Je t’aime tellement qu’il faut que je te le dire encore et tout de suite. Il est 11,30h. Peut-être pense-tu tellement à moi maintenant — je ne sais pas. Mais je sens ton amour autour de moi comme une protection et une caresse. pardonne-moi mon amour de ne pas t’aimer plus, mais j’ai encoure le coeur tellement déchiré. Je me sens encore si souvent seul et abandonné, tout pret du désespoir et de la folie. J’ai tellement besoin de ta douceur, de ta chaleur, de ta présence, il faut me traiter un peu comme un malade.
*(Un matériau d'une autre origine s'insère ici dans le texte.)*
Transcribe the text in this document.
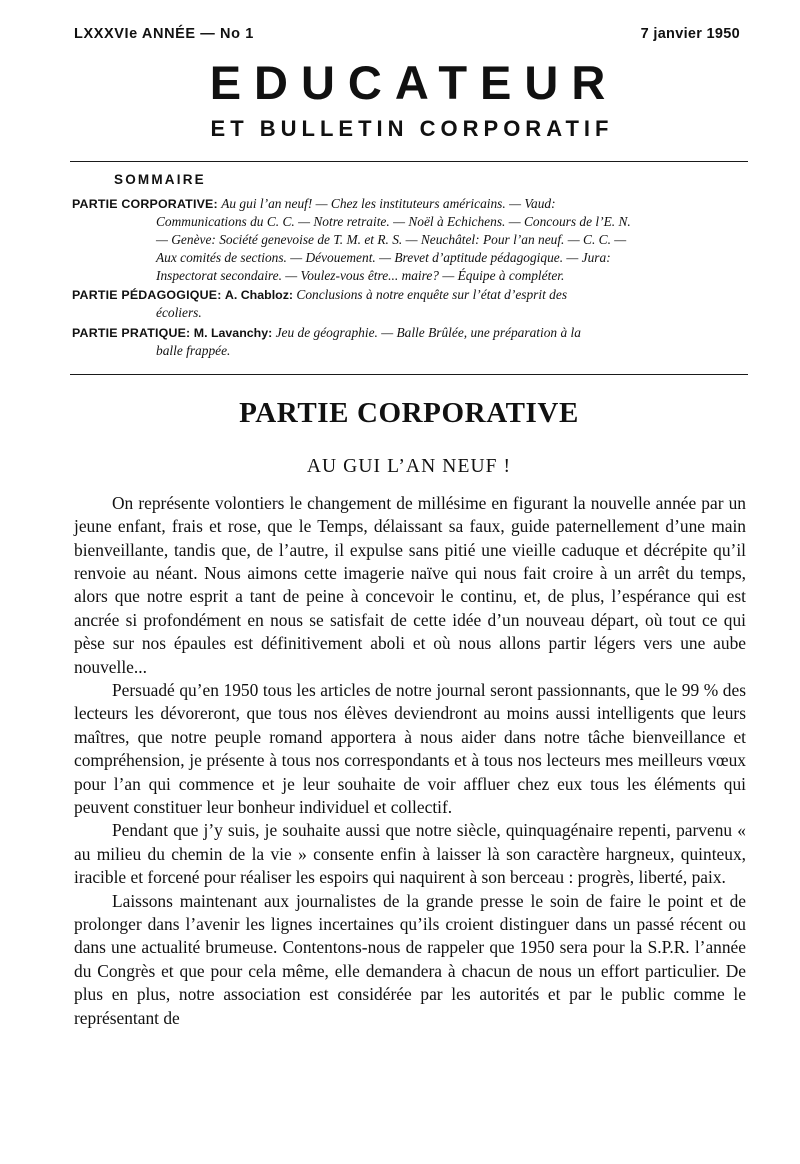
LXXXVIe ANNÉE — No 1	7 janvier 1950
EDUCATEUR
ET BULLETIN CORPORATIF
SOMMAIRE
PARTIE CORPORATIVE: Au gui l’an neuf! — Chez les instituteurs américains. — Vaud:
Communications du C. C. — Notre retraite. — Noël à Echichens. — Concours de l’E. N.
— Genève: Société genevoise de T. M. et R. S. — Neuchâtel: Pour l’an neuf. — C. C. —
Aux comités de sections. — Dévouement. — Brevet d’aptitude pédagogique. — Jura:
Inspectorat secondaire. — Voulez-vous être... maire? — Équipe à compléter.
PARTIE PÉDAGOGIQUE: A. Chabloz: Conclusions à notre enquête sur l’état d’esprit des
écoliers.
PARTIE PRATIQUE: M. Lavanchy: Jeu de géographie. — Balle Brûlée, une préparation à la
balle frappée.
PARTIE CORPORATIVE
AU GUI L’AN NEUF !

On représente volontiers le changement de millésime en figurant la nouvelle année par un jeune enfant, frais et rose, que le Temps, délaissant sa faux, guide paternellement d’une main bienveillante, tandis que, de l’autre, il expulse sans pitié une vieille caduque et décrépite qu’il renvoie au néant. Nous aimons cette imagerie naïve qui nous fait croire à un arrêt du temps, alors que notre esprit a tant de peine à concevoir le continu, et, de plus, l’espérance qui est ancrée si profondément en nous se satisfait de cette idée d’un nouveau départ, où tout ce qui pèse sur nos épaules est définitivement aboli et où nous allons partir légers vers une aube nouvelle...

Persuadé qu’en 1950 tous les articles de notre journal seront passionnants, que le 99 % des lecteurs les dévoreront, que tous nos élèves deviendront au moins aussi intelligents que leurs maîtres, que notre peuple romand apportera à nous aider dans notre tâche bienveillance et compréhension, je présente à tous nos correspondants et à tous nos lecteurs mes meilleurs vœux pour l’an qui commence et je leur souhaite de voir affluer chez eux tous les éléments qui peuvent constituer leur bonheur individuel et collectif.

Pendant que j’y suis, je souhaite aussi que notre siècle, quinquagénaire repenti, parvenu « au milieu du chemin de la vie » consente enfin à laisser là son caractère hargneux, quinteux, iracible et forcené pour réaliser les espoirs qui naquirent à son berceau : progrès, liberté, paix.

Laissons maintenant aux journalistes de la grande presse le soin de faire le point et de prolonger dans l’avenir les lignes incertaines qu’ils croient distinguer dans un passé récent ou dans une actualité brumeuse. Contentons-nous de rappeler que 1950 sera pour la S.P.R. l’année du Congrès et que pour cela même, elle demandera à chacun de nous un effort particulier. De plus en plus, notre association est considérée par les autorités et par le public comme le représentant de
Je souffre encore trop et sans arrèt et j’ai tellement besoin que l’on ne me bascule pas-trop. Maintenant, tu es pour moi, la paix et le calme; près de toi, je puis enfin une reposer détendre mes nerfs. Je prie pour qu’un jour, tu sois pour moi le bonheur complet.

C’est quand je te tiens dans mes bras et que je t’embrasse que je me sens tellement heureux que le monde pourrait rouler autour de moi sans détruire mon bonheur.

Pardonne-moi de te voler ta vie et de te donner du souci. Je me hais parfois pour le mal que je te fais involontairement, pour les soucis et les peines que je te donne, mais je ne peux faire autrement, c’est plus fort que moi. Je voudrais tellement changer et devenir plus normal, je vourdrais tellement devenir digne de toi.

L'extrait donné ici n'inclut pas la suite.